Los ordenadores descifraron el código, y unos dígitos aparecieron en el televisor derecho. Se produjo una pausa. Luego, Michael vio un entramado de líneas que surgían en el del centro. Parecía el plano de un dispositivo complejo.

El general Nash actuaba como un creyente fervoroso que acabara de contemplar a Dios.

– Esto es lo que estábamos esperando -murmuró-. Michael, está usted viendo la próxima versión de nuestro ordenador cuántico.
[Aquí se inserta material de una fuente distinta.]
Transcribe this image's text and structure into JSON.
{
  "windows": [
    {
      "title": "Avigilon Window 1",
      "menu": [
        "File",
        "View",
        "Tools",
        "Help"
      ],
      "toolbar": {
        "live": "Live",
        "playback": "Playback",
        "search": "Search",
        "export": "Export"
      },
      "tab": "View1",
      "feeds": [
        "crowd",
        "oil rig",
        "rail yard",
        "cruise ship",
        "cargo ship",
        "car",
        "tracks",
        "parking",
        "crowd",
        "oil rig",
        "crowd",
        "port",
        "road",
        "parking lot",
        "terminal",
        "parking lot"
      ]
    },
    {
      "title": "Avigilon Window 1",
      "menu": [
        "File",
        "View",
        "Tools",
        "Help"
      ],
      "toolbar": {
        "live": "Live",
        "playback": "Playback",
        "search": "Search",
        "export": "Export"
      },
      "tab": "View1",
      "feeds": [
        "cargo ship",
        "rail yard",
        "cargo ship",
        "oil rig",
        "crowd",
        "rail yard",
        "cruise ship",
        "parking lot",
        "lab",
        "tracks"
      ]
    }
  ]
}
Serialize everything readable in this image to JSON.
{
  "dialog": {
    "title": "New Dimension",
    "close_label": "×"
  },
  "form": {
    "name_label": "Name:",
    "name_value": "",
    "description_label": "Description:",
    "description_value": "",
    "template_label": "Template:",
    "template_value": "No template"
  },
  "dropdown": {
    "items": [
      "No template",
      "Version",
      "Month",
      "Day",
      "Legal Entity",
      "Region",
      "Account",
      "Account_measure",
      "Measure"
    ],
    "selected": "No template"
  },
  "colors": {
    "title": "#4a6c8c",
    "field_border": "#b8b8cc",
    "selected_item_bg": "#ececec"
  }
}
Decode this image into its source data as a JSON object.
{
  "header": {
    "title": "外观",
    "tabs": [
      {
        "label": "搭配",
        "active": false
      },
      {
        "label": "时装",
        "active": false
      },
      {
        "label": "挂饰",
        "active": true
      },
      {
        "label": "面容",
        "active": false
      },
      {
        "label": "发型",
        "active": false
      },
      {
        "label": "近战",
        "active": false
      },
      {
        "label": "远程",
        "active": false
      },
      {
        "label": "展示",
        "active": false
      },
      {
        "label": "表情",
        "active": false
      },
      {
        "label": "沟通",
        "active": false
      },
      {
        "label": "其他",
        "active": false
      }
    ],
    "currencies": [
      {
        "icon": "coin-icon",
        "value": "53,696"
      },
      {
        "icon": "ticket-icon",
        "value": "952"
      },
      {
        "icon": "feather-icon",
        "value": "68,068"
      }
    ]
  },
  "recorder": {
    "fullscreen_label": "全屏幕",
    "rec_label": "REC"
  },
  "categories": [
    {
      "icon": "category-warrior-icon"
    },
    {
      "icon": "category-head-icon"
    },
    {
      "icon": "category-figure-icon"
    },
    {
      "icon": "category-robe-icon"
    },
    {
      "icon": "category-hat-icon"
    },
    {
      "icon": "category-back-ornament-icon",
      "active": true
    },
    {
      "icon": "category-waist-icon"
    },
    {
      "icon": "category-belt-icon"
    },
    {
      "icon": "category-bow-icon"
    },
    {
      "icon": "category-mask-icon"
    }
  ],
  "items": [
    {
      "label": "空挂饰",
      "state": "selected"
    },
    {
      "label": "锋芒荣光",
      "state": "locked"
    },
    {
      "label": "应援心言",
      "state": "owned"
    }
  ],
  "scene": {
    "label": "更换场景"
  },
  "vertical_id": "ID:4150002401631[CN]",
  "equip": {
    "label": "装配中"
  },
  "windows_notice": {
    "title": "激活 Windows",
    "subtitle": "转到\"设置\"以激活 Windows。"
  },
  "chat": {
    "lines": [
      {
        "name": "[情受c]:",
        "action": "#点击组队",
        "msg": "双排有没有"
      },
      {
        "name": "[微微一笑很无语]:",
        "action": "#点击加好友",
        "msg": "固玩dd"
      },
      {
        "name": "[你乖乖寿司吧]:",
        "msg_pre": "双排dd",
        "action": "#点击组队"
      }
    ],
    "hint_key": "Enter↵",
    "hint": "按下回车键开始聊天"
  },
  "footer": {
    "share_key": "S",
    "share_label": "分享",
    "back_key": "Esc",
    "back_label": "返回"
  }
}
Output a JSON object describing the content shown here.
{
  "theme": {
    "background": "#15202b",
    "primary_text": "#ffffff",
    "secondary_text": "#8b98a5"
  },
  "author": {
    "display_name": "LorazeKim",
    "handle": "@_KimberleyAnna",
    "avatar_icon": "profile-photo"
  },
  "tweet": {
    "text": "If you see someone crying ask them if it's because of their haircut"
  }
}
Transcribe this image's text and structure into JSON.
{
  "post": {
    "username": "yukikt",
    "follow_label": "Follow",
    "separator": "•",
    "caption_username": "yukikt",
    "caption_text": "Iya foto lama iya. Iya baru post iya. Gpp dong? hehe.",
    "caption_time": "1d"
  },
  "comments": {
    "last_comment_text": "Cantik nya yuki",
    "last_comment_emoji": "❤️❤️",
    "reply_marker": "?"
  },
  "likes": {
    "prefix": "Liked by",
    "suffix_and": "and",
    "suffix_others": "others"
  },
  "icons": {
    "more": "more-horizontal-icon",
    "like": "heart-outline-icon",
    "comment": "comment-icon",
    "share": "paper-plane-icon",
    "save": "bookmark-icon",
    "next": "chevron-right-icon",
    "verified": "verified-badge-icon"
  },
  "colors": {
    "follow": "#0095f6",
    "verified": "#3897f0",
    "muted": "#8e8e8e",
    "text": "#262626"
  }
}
– ¿Y cuánto tiempo tardarán en construirlo?

– Mi gente analizará la información y después me comunicará una fecha aproximada de finalización de los trabajos. Hasta entonces, debemos mantener contentos a nuestros amigos. -Nash sonrió confiadamente-. Estoy jugando mi propio jueguecito con esa otra civilización. Nosotros deseamos incrementar el poder de nuestra tecnología; ellos, moverse libremente entre los distintos dominios. Usted será quien les muestre cómo se hace.

Un código binario. Números. Y después los planos del diseño de una nueva máquina. Los datos de una avanzada civilización fluían por los tres televisores, y Michael se sintió arrastrado por las imágenes que contemplaba. Apenas se dio cuenta de que Ramón Vega se acercaba al general y le entregaba un teléfono móvil.

– Estoy ocupado -dijo el general al que lo había llamado-. ¿Es que no puede esperar hasta que…?

De repente, la expresión del general cambió. Con aspecto tenso, se levantó y empezó a caminar por la habitación.

– ¿Dónde está Boone? -preguntó-. ¿Se han puesto en contacto con él? Bueno, pues dese prisa y llámelo. Dígale que se presente de inmediato en el Centro de Ordenadores.

– ¿Hay algún problema? -preguntó Michael cuando Nash hubo colgado.

– Alguien ha irrumpido en el centro de investigación. Seguramente se trata de uno de esos Arlequines fanáticos de los que le he hablado.